The Inescapable Nature of the Colonized Mind

A "colonized mind" refers to a state of thinking and perception influenced by the experience of colonization, often resulting in a deep-seated acceptance of or internalization of the values, beliefs, and norms imposed by colonizers. It can manifest in various ways and affect an individual's identity, cultural outlook, and behavior.

Here are some characteristics and impacts associated with a colonized mind.

Cultural Disconnect: Colonized individuals may distance themselves from their own cultural heritage and traditions, often adopting the customs, language, and values of the colonizers in an attempt to assimilate or gain social acceptance.

Inferiority: People with colonized minds may internalize the notion that their culture, language, and identity are inferior to those of the colonizers. This can result in feelings of self-doubt, shame, and a diminished sense of self-worth.
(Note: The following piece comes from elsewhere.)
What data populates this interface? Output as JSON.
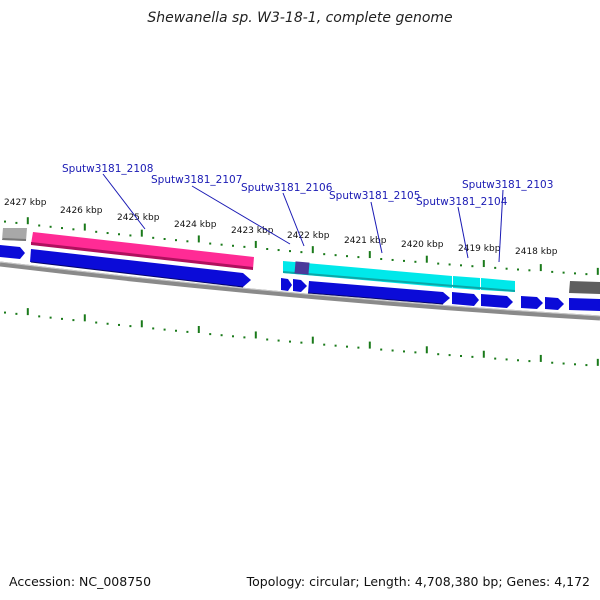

Racism: Colonized minds may accept and perpetuate racist beliefs and stereotypes against their own culture or ethnic group, as well as against other colonized communities.

Economic and Social Disparities: Colonization often results in economic and social inequalities, and those with colonized minds may accept these disparities as the norm, making it challenging to challenge or change the status quo.
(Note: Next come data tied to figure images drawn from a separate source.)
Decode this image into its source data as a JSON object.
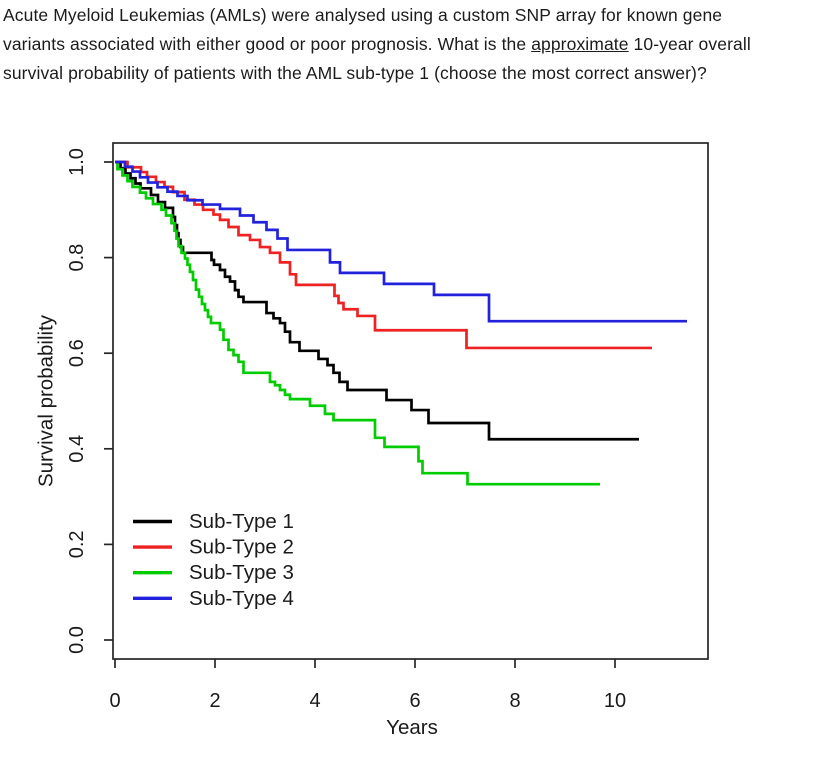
{
  "question": {
    "part1": "Acute Myeloid Leukemias (AMLs) were analysed using a custom SNP array for known gene variants associated with either good or poor prognosis. What is the ",
    "underlined_word": "approximate",
    "part2": " 10-year overall survival probability of patients with the AML sub-type 1 (choose the most correct answer)?"
  },
  "chart_data": {
    "type": "line",
    "style": "kaplan-meier-step",
    "title": "",
    "xlabel": "Years",
    "ylabel": "Survival probability",
    "xlim": [
      0,
      11.9
    ],
    "ylim": [
      0,
      1.0
    ],
    "xticks": [
      "0",
      "2",
      "4",
      "6",
      "8",
      "10"
    ],
    "yticks": [
      "1.0",
      "0.8",
      "0.6",
      "0.4",
      "0.2",
      "0.0"
    ],
    "grid": false,
    "legend_position": "inside-bottom-left",
    "axis_color": "#262626",
    "text_color": "#1a1a1a",
    "subtype1_10yr_survival_approx": 0.42,
    "series": [
      {
        "name": "Sub-Type 1",
        "color": "#000000",
        "end_t": 10.48,
        "points": [
          [
            0,
            1.0
          ],
          [
            0.11,
            0.987
          ],
          [
            0.21,
            0.976
          ],
          [
            0.31,
            0.966
          ],
          [
            0.41,
            0.955
          ],
          [
            0.51,
            0.945
          ],
          [
            0.72,
            0.931
          ],
          [
            0.86,
            0.916
          ],
          [
            1.0,
            0.904
          ],
          [
            1.16,
            0.885
          ],
          [
            1.2,
            0.868
          ],
          [
            1.24,
            0.851
          ],
          [
            1.27,
            0.837
          ],
          [
            1.31,
            0.822
          ],
          [
            1.36,
            0.81
          ],
          [
            1.93,
            0.795
          ],
          [
            1.98,
            0.785
          ],
          [
            2.1,
            0.774
          ],
          [
            2.2,
            0.76
          ],
          [
            2.3,
            0.75
          ],
          [
            2.4,
            0.732
          ],
          [
            2.47,
            0.718
          ],
          [
            2.57,
            0.707
          ],
          [
            3.03,
            0.684
          ],
          [
            3.17,
            0.673
          ],
          [
            3.3,
            0.663
          ],
          [
            3.4,
            0.645
          ],
          [
            3.5,
            0.623
          ],
          [
            3.69,
            0.605
          ],
          [
            4.07,
            0.588
          ],
          [
            4.25,
            0.575
          ],
          [
            4.37,
            0.559
          ],
          [
            4.49,
            0.54
          ],
          [
            4.65,
            0.523
          ],
          [
            5.43,
            0.502
          ],
          [
            5.93,
            0.481
          ],
          [
            6.27,
            0.454
          ],
          [
            7.48,
            0.42
          ]
        ]
      },
      {
        "name": "Sub-Type 2",
        "color": "#ee2222",
        "end_t": 10.74,
        "points": [
          [
            0,
            1.0
          ],
          [
            0.25,
            0.989
          ],
          [
            0.52,
            0.979
          ],
          [
            0.64,
            0.969
          ],
          [
            0.82,
            0.958
          ],
          [
            0.99,
            0.948
          ],
          [
            1.16,
            0.937
          ],
          [
            1.39,
            0.921
          ],
          [
            1.59,
            0.911
          ],
          [
            1.76,
            0.9
          ],
          [
            1.97,
            0.89
          ],
          [
            2.1,
            0.879
          ],
          [
            2.27,
            0.864
          ],
          [
            2.47,
            0.847
          ],
          [
            2.7,
            0.837
          ],
          [
            2.9,
            0.822
          ],
          [
            3.1,
            0.81
          ],
          [
            3.3,
            0.79
          ],
          [
            3.5,
            0.765
          ],
          [
            3.62,
            0.743
          ],
          [
            4.39,
            0.72
          ],
          [
            4.47,
            0.705
          ],
          [
            4.57,
            0.692
          ],
          [
            4.85,
            0.678
          ],
          [
            5.2,
            0.648
          ],
          [
            7.03,
            0.611
          ]
        ]
      },
      {
        "name": "Sub-Type 3",
        "color": "#00cc00",
        "end_t": 9.7,
        "points": [
          [
            0,
            1.0
          ],
          [
            0.05,
            0.985
          ],
          [
            0.15,
            0.972
          ],
          [
            0.25,
            0.96
          ],
          [
            0.35,
            0.948
          ],
          [
            0.5,
            0.936
          ],
          [
            0.62,
            0.924
          ],
          [
            0.76,
            0.912
          ],
          [
            0.93,
            0.9
          ],
          [
            1.02,
            0.888
          ],
          [
            1.13,
            0.872
          ],
          [
            1.19,
            0.856
          ],
          [
            1.23,
            0.84
          ],
          [
            1.27,
            0.824
          ],
          [
            1.33,
            0.81
          ],
          [
            1.4,
            0.798
          ],
          [
            1.45,
            0.785
          ],
          [
            1.5,
            0.77
          ],
          [
            1.56,
            0.753
          ],
          [
            1.62,
            0.733
          ],
          [
            1.68,
            0.718
          ],
          [
            1.74,
            0.703
          ],
          [
            1.8,
            0.69
          ],
          [
            1.86,
            0.676
          ],
          [
            1.92,
            0.663
          ],
          [
            2.1,
            0.649
          ],
          [
            2.17,
            0.628
          ],
          [
            2.27,
            0.607
          ],
          [
            2.37,
            0.596
          ],
          [
            2.47,
            0.582
          ],
          [
            2.57,
            0.559
          ],
          [
            3.1,
            0.54
          ],
          [
            3.2,
            0.533
          ],
          [
            3.3,
            0.523
          ],
          [
            3.4,
            0.513
          ],
          [
            3.5,
            0.504
          ],
          [
            3.9,
            0.49
          ],
          [
            4.2,
            0.473
          ],
          [
            4.37,
            0.46
          ],
          [
            5.2,
            0.423
          ],
          [
            5.39,
            0.404
          ],
          [
            6.07,
            0.374
          ],
          [
            6.15,
            0.349
          ],
          [
            7.05,
            0.326
          ]
        ]
      },
      {
        "name": "Sub-Type 4",
        "color": "#2222dd",
        "end_t": 11.44,
        "points": [
          [
            0,
            1.0
          ],
          [
            0.2,
            0.99
          ],
          [
            0.35,
            0.98
          ],
          [
            0.5,
            0.968
          ],
          [
            0.66,
            0.957
          ],
          [
            0.85,
            0.947
          ],
          [
            1.05,
            0.938
          ],
          [
            1.25,
            0.929
          ],
          [
            1.45,
            0.92
          ],
          [
            1.75,
            0.911
          ],
          [
            2.1,
            0.902
          ],
          [
            2.5,
            0.888
          ],
          [
            2.77,
            0.874
          ],
          [
            3.03,
            0.858
          ],
          [
            3.25,
            0.84
          ],
          [
            3.45,
            0.816
          ],
          [
            4.3,
            0.79
          ],
          [
            4.5,
            0.768
          ],
          [
            5.38,
            0.745
          ],
          [
            6.38,
            0.722
          ],
          [
            7.48,
            0.667
          ]
        ]
      }
    ]
  }
}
Lack of Agency: Colonized minds may result in a sense of powerlessness and a belief that meaningful change or progress is unattainable.

The colonized mind is dangerous in that it extends love and forgiveness and the benefit of the doubt to White people but refuses to do the same to Black people. Black people and our allies have to consciously be aware of our own unconscious colonized mind. 
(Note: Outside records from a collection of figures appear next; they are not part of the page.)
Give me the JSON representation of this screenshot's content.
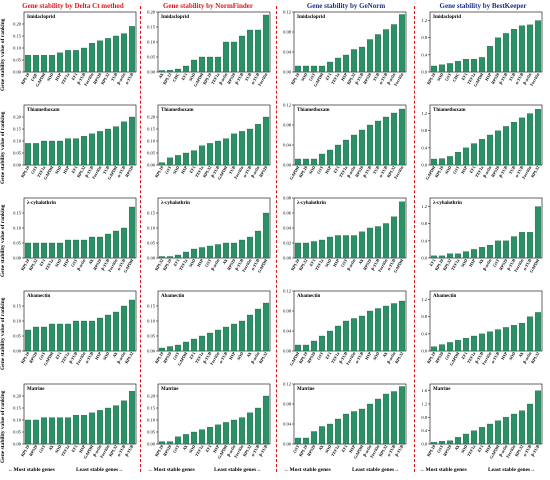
{
  "colors": {
    "bar": "#2a9066",
    "bar_edge": "#13543a",
    "red": "#e0151b",
    "blue": "#1a2f8c"
  },
  "columns": [
    {
      "title": "Gene stability by Delta Ct method",
      "color": "red"
    },
    {
      "title": "Gene stability by NormFinder",
      "color": "red"
    },
    {
      "title": "Gene stability by GeNorm",
      "color": "blue"
    },
    {
      "title": "Gene stability by BestKeeper",
      "color": "blue"
    }
  ],
  "ylabel": "Gene stability value of ranking",
  "footer": {
    "most": "Most stable genes",
    "least": "Least stable genes"
  },
  "chart_data": [
    {
      "type": "bar",
      "title": "Imidacloprid",
      "ylim": [
        0,
        0.25
      ],
      "yticks": [
        "0.00",
        "0.05",
        "0.10",
        "0.15",
        "0.20"
      ],
      "categories": [
        "RPL10",
        "UQF",
        "GAPDH",
        "SOD",
        "HSP",
        "TEF1a",
        "EF1",
        "β-TUB",
        "Ferritin",
        "RPS20",
        "RPL32",
        "TUB",
        "β-actin",
        "α-TUB"
      ],
      "values": [
        0.07,
        0.07,
        0.07,
        0.07,
        0.08,
        0.09,
        0.09,
        0.1,
        0.12,
        0.13,
        0.14,
        0.15,
        0.16,
        0.19
      ]
    },
    {
      "type": "bar",
      "title": "Imidacloprid",
      "ylim": [
        0,
        0.2
      ],
      "yticks": [
        "0.00",
        "0.05",
        "0.10",
        "0.15",
        "0.20"
      ],
      "categories": [
        "Ak",
        "RPL13",
        "CHC",
        "EF1",
        "SOD",
        "GAPDH",
        "RPL10",
        "TEF1a",
        "β-actin",
        "RPS20",
        "β-TUB",
        "TUB",
        "α-TUB",
        "Ferritin"
      ],
      "values": [
        0.005,
        0.006,
        0.01,
        0.02,
        0.04,
        0.05,
        0.05,
        0.05,
        0.1,
        0.1,
        0.12,
        0.14,
        0.14,
        0.19
      ]
    },
    {
      "type": "bar",
      "title": "Imidacloprid",
      "ylim": [
        0,
        0.12
      ],
      "yticks": [
        "0.00",
        "0.04",
        "0.08",
        "0.12"
      ],
      "categories": [
        "RPL10",
        "SOD",
        "GST",
        "GAPDH",
        "EF1",
        "TEF1a",
        "HSP",
        "RPL32",
        "β-TUB",
        "RPS20",
        "TUB",
        "α-TUB",
        "β-actin",
        "Ferritin"
      ],
      "values": [
        0.012,
        0.012,
        0.012,
        0.012,
        0.02,
        0.028,
        0.034,
        0.045,
        0.05,
        0.065,
        0.075,
        0.085,
        0.095,
        0.115
      ]
    },
    {
      "type": "bar",
      "title": "Imidacloprid",
      "ylim": [
        0,
        1.4
      ],
      "yticks": [
        "0.0",
        "0.4",
        "0.8",
        "1.2"
      ],
      "categories": [
        "RPL10",
        "SOD",
        "GST",
        "CHC",
        "EF1",
        "TEF1a",
        "GAPDH",
        "HSP",
        "RPS20",
        "β-TUB",
        "TUB",
        "α-TUB",
        "β-actin",
        "Ferritin"
      ],
      "values": [
        0.14,
        0.17,
        0.2,
        0.25,
        0.3,
        0.3,
        0.34,
        0.6,
        0.8,
        0.9,
        1.0,
        1.08,
        1.1,
        1.2
      ]
    },
    {
      "type": "bar",
      "title": "Thiamethoxam",
      "ylim": [
        0,
        0.25
      ],
      "yticks": [
        "0.00",
        "0.05",
        "0.10",
        "0.15",
        "0.20"
      ],
      "categories": [
        "RPL10",
        "GST",
        "TEF1a",
        "GAPDH",
        "SOD",
        "HSP",
        "EF1",
        "RPL32",
        "β-TUB",
        "Ferritin",
        "TUB",
        "GAPDH",
        "α-TUB",
        "RPS20"
      ],
      "values": [
        0.09,
        0.09,
        0.1,
        0.1,
        0.1,
        0.11,
        0.11,
        0.12,
        0.13,
        0.14,
        0.15,
        0.16,
        0.18,
        0.2
      ]
    },
    {
      "type": "bar",
      "title": "Thiamethoxam",
      "ylim": [
        0,
        0.25
      ],
      "yticks": [
        "0.00",
        "0.05",
        "0.10",
        "0.15",
        "0.20"
      ],
      "categories": [
        "RPL10",
        "GST",
        "SOD",
        "HSP",
        "EF1",
        "TEF1a",
        "RPL32",
        "β-TUB",
        "GAPDH",
        "TUB",
        "Ferritin",
        "α-TUB",
        "β-actin",
        "RPS20"
      ],
      "values": [
        0.01,
        0.03,
        0.04,
        0.05,
        0.06,
        0.08,
        0.09,
        0.1,
        0.11,
        0.13,
        0.14,
        0.15,
        0.17,
        0.2
      ]
    },
    {
      "type": "bar",
      "title": "Thiamethoxam",
      "ylim": [
        0,
        0.12
      ],
      "yticks": [
        "0.00",
        "0.04",
        "0.08",
        "0.12"
      ],
      "categories": [
        "GAPDH",
        "RPL10",
        "SOD",
        "GST",
        "HSP",
        "EF1",
        "TEF1a",
        "β-actin",
        "RPS20",
        "β-TUB",
        "TUB",
        "α-TUB",
        "RPL32",
        "Ferritin"
      ],
      "values": [
        0.012,
        0.012,
        0.012,
        0.022,
        0.03,
        0.04,
        0.05,
        0.06,
        0.07,
        0.08,
        0.088,
        0.096,
        0.104,
        0.112
      ]
    },
    {
      "type": "bar",
      "title": "Thiamethoxam",
      "ylim": [
        0,
        1.4
      ],
      "yticks": [
        "0.0",
        "0.4",
        "0.8",
        "1.2"
      ],
      "categories": [
        "GAPDH",
        "RPL10",
        "SOD",
        "GST",
        "HSP",
        "EF1",
        "TEF1a",
        "β-actin",
        "RPS20",
        "β-TUB",
        "TUB",
        "α-TUB",
        "Ferritin",
        "RPL32"
      ],
      "values": [
        0.14,
        0.15,
        0.2,
        0.3,
        0.4,
        0.5,
        0.6,
        0.7,
        0.8,
        0.9,
        1.0,
        1.1,
        1.2,
        1.3
      ]
    },
    {
      "type": "bar",
      "title": "λ-cyhalothrin",
      "ylim": [
        0,
        0.2
      ],
      "yticks": [
        "0.00",
        "0.05",
        "0.10",
        "0.15"
      ],
      "categories": [
        "RPL10",
        "RPL32",
        "EF1",
        "TEF1a",
        "SOD",
        "HSP",
        "GST",
        "β-actin",
        "Ak",
        "RPS20",
        "β-TUB",
        "Ferritin",
        "α-TUB",
        "GAPDH"
      ],
      "values": [
        0.05,
        0.05,
        0.05,
        0.05,
        0.05,
        0.06,
        0.06,
        0.06,
        0.07,
        0.07,
        0.08,
        0.09,
        0.1,
        0.17
      ]
    },
    {
      "type": "bar",
      "title": "λ-cyhalothrin",
      "ylim": [
        0,
        0.2
      ],
      "yticks": [
        "0.00",
        "0.05",
        "0.10",
        "0.15"
      ],
      "categories": [
        "RPL32",
        "RPL10",
        "EF1",
        "TEF1a",
        "SOD",
        "HSP",
        "GST",
        "β-actin",
        "Ak",
        "RPS20",
        "β-TUB",
        "Ferritin",
        "α-TUB",
        "GAPDH"
      ],
      "values": [
        0.005,
        0.005,
        0.01,
        0.02,
        0.03,
        0.035,
        0.04,
        0.045,
        0.05,
        0.05,
        0.06,
        0.07,
        0.09,
        0.15
      ]
    },
    {
      "type": "bar",
      "title": "λ-cyhalothrin",
      "ylim": [
        0,
        0.08
      ],
      "yticks": [
        "0.00",
        "0.02",
        "0.04",
        "0.06",
        "0.08"
      ],
      "categories": [
        "RPL10",
        "RPL32",
        "EF1",
        "TEF1a",
        "SOD",
        "HSP",
        "GST",
        "β-actin",
        "Ak",
        "RPS20",
        "β-TUB",
        "Ferritin",
        "α-TUB",
        "GAPDH"
      ],
      "values": [
        0.02,
        0.02,
        0.022,
        0.024,
        0.028,
        0.03,
        0.03,
        0.03,
        0.035,
        0.04,
        0.042,
        0.046,
        0.055,
        0.075
      ]
    },
    {
      "type": "bar",
      "title": "λ-cyhalothrin",
      "ylim": [
        0,
        1.4
      ],
      "yticks": [
        "0.0",
        "0.4",
        "0.8",
        "1.2"
      ],
      "categories": [
        "EF1",
        "RPL10",
        "RPL32",
        "TEF1a",
        "SOD",
        "HSP",
        "Ak",
        "β-actin",
        "GST",
        "RPS20",
        "β-TUB",
        "Ferritin",
        "α-TUB",
        "GAPDH"
      ],
      "values": [
        0.05,
        0.05,
        0.1,
        0.1,
        0.15,
        0.2,
        0.25,
        0.3,
        0.4,
        0.4,
        0.5,
        0.6,
        0.6,
        1.2
      ]
    },
    {
      "type": "bar",
      "title": "Abamectin",
      "ylim": [
        0,
        0.2
      ],
      "yticks": [
        "0.00",
        "0.05",
        "0.10",
        "0.15"
      ],
      "categories": [
        "RPL10",
        "RPS20",
        "GST",
        "GAPDH",
        "EF1",
        "TEF1a",
        "β-TUB",
        "Ferritin",
        "α-TUB",
        "HSP",
        "SOD",
        "Ak",
        "β-actin",
        "RPL32"
      ],
      "values": [
        0.07,
        0.08,
        0.08,
        0.09,
        0.09,
        0.09,
        0.1,
        0.1,
        0.1,
        0.11,
        0.12,
        0.13,
        0.15,
        0.17
      ]
    },
    {
      "type": "bar",
      "title": "Abamectin",
      "ylim": [
        0,
        0.2
      ],
      "yticks": [
        "0.00",
        "0.05",
        "0.10",
        "0.15"
      ],
      "categories": [
        "RPL10",
        "RPS20",
        "GST",
        "GAPDH",
        "EF1",
        "TEF1a",
        "β-TUB",
        "Ferritin",
        "α-TUB",
        "HSP",
        "SOD",
        "Ak",
        "β-actin",
        "RPL32"
      ],
      "values": [
        0.01,
        0.015,
        0.02,
        0.03,
        0.04,
        0.05,
        0.06,
        0.07,
        0.08,
        0.09,
        0.1,
        0.12,
        0.14,
        0.16
      ]
    },
    {
      "type": "bar",
      "title": "Abamectin",
      "ylim": [
        0,
        0.12
      ],
      "yticks": [
        "0.00",
        "0.04",
        "0.08",
        "0.12"
      ],
      "categories": [
        "GAPDH",
        "RPL10",
        "RPS20",
        "GST",
        "EF1",
        "TEF1a",
        "β-TUB",
        "Ferritin",
        "α-TUB",
        "HSP",
        "SOD",
        "Ak",
        "β-actin",
        "RPL32"
      ],
      "values": [
        0.012,
        0.012,
        0.02,
        0.03,
        0.04,
        0.05,
        0.06,
        0.065,
        0.07,
        0.08,
        0.085,
        0.09,
        0.095,
        0.1
      ]
    },
    {
      "type": "bar",
      "title": "Abamectin",
      "ylim": [
        0,
        1.4
      ],
      "yticks": [
        "0.0",
        "0.4",
        "0.8",
        "1.2"
      ],
      "categories": [
        "RPL10",
        "RPS20",
        "GST",
        "GAPDH",
        "EF1",
        "TEF1a",
        "β-TUB",
        "Ferritin",
        "α-TUB",
        "HSP",
        "SOD",
        "Ak",
        "β-actin",
        "RPL32"
      ],
      "values": [
        0.1,
        0.15,
        0.2,
        0.25,
        0.3,
        0.35,
        0.4,
        0.45,
        0.5,
        0.55,
        0.6,
        0.65,
        0.8,
        0.9
      ]
    },
    {
      "type": "bar",
      "title": "Matrine",
      "ylim": [
        0,
        0.25
      ],
      "yticks": [
        "0.00",
        "0.05",
        "0.10",
        "0.15",
        "0.20"
      ],
      "categories": [
        "RPL10",
        "RPS20",
        "GST",
        "Ak",
        "SOD",
        "TEF1a",
        "EF1",
        "HSP",
        "GAPDH",
        "β-actin",
        "Ferritin",
        "RPL32",
        "α-TUB",
        "β-TUB"
      ],
      "values": [
        0.1,
        0.1,
        0.11,
        0.11,
        0.11,
        0.11,
        0.12,
        0.12,
        0.13,
        0.14,
        0.15,
        0.16,
        0.18,
        0.22
      ]
    },
    {
      "type": "bar",
      "title": "Matrine",
      "ylim": [
        0,
        0.25
      ],
      "yticks": [
        "0.00",
        "0.05",
        "0.10",
        "0.15",
        "0.20"
      ],
      "categories": [
        "RPL10",
        "RPS20",
        "GST",
        "Ak",
        "SOD",
        "TEF1a",
        "EF1",
        "HSP",
        "GAPDH",
        "β-actin",
        "Ferritin",
        "RPL32",
        "α-TUB",
        "β-TUB"
      ],
      "values": [
        0.01,
        0.01,
        0.03,
        0.04,
        0.05,
        0.06,
        0.07,
        0.08,
        0.09,
        0.1,
        0.11,
        0.13,
        0.15,
        0.2
      ]
    },
    {
      "type": "bar",
      "title": "Matrine",
      "ylim": [
        0,
        0.12
      ],
      "yticks": [
        "0.00",
        "0.04",
        "0.08",
        "0.12"
      ],
      "categories": [
        "GST",
        "RPL10",
        "RPS20",
        "Ak",
        "SOD",
        "TEF1a",
        "EF1",
        "HSP",
        "GAPDH",
        "β-actin",
        "Ferritin",
        "RPL32",
        "α-TUB",
        "β-TUB"
      ],
      "values": [
        0.012,
        0.012,
        0.025,
        0.035,
        0.04,
        0.05,
        0.06,
        0.065,
        0.07,
        0.08,
        0.09,
        0.1,
        0.105,
        0.115
      ]
    },
    {
      "type": "bar",
      "title": "Matrine",
      "ylim": [
        0,
        1.8
      ],
      "yticks": [
        "0.0",
        "0.4",
        "0.8",
        "1.2",
        "1.6"
      ],
      "categories": [
        "RPL10",
        "GST",
        "RPS20",
        "Ak",
        "SOD",
        "TEF1a",
        "EF1",
        "HSP",
        "GAPDH",
        "β-actin",
        "Ferritin",
        "RPL32",
        "α-TUB",
        "β-TUB"
      ],
      "values": [
        0.05,
        0.08,
        0.1,
        0.2,
        0.3,
        0.4,
        0.5,
        0.6,
        0.7,
        0.8,
        0.9,
        1.0,
        1.2,
        1.6
      ]
    }
  ]
}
We have to ask ourselves hard questions.

Do I believe that living in proximity of Black people would make me better?

Do I believe that working or going to school in Black dominated spaces would bring more respect and value?

Do I feel nervous or afraid when I encounter Black men or Black women simply living their lives?

Do I believe that dating or marrying a Black person will bring me more respect and value - freedom?

The Enduring Myth of Black Criminality

Addressing and healing from the effects of a colonized mind can be a complex and deeply personal journey. It involves acknowledging the impact of colonization on one's identity and beliefs and actively working to decolonize one's mindset. 

Education and Awareness: Start by educating yourself about the history of colonization, its impact on your community and culture, and the ongoing effects of colonization. Understand the tactics used by colonizers to control and subjugate indigenous cultures.

Challenge Stereotypes and Prejudices: Be aware of any internalized stereotypes or prejudices you may hold about your own culture or others. Challenge these biases and actively work to dismantle them. We owe this much to each other.